EPA Clean Gas Rule Could Raise Pump Prices Up to 9 Cents a Gallon
A new rule introduced Friday by the U.S. Environmental Protection Agency could raise gas prices at the pump by anywhere from a penny to 9 cents a gallon while cutting back on automobile emissions.
The EPA rule, also known as Tier-3 standards, will tighten emissions standards on cars beginning in 2017, reducing sulfur in gasoline by as much as 60% and smog-forming volatile organic compounds and nitrogen oxides by 80%.
The agency estimates the regulation would increase gas prices by less than a penny and an additional $130 to the cost of a vehicle in 2025 but would save billions in health-care costs down the road.

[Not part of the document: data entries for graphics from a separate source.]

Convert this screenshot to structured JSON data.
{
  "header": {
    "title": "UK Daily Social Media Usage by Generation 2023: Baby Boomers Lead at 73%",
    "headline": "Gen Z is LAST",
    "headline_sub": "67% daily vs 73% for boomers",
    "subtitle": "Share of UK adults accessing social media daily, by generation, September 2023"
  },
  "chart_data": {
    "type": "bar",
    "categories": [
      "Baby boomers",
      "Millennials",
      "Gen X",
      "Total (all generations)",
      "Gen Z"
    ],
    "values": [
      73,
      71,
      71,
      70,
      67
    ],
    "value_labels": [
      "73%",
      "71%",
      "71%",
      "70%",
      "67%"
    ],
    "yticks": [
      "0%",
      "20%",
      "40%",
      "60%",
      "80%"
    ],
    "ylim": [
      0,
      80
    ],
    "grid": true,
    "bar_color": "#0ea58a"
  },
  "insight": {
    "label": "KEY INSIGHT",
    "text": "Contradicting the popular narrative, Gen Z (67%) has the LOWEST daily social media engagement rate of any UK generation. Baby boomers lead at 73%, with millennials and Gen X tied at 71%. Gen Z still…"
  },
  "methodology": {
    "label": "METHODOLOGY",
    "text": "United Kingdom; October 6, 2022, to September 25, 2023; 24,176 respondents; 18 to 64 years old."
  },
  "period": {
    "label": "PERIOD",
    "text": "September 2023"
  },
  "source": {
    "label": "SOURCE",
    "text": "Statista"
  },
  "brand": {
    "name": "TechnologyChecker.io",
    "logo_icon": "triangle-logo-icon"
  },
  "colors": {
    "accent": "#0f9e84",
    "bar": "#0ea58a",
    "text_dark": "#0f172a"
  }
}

It will "significantly reduce harmful pollution, prevent thousands of premature deaths and illnesses, while also enabling efficiency improvement in the cars and trucks we drive," the EPA said in a statement, leading to total health-related benefits of between $8 billion and $23 billion by 2030.
Industry officials, however, are warning it could trickle down and affect prices at the pump.
Refineries will be responsible for installing more expensive systems, they argue, which could ultimately translate to a steeper increase of six to nine cents a gallon -- if not more -- at a time when consumers’ wallets are being squeezed by an anemic economy and high payroll tax.
"EPA’s decision to move forward with Tier 3 is completely without merit given that the Agency has not previously offered any cost/benefit analysis to justify this onerous rulemaking,” said Charles Drevna, head of American Fuel and Petrochemical Manufactures.
Drevna said refining companies have already spent $10 billion to reduce sulfur by 90% and that additional refining might actually increase carbon pollution.
“Tier 3 rulemaking that targets trace amounts of sulfur in gasoline is not worth the direct threat to our domestic fuel supply, consumer cost at the pump and American jobs," he said.
Other industry participants, however, say a lot can change from now until the rule goes into effect in 2017.
"It's a story du jour that will disappear and reappear sometime around 2017," said Tom Kloza, chief oil analyst at Oil Price Information Service. "At any given moment any moving part in the gas equation can really be altered."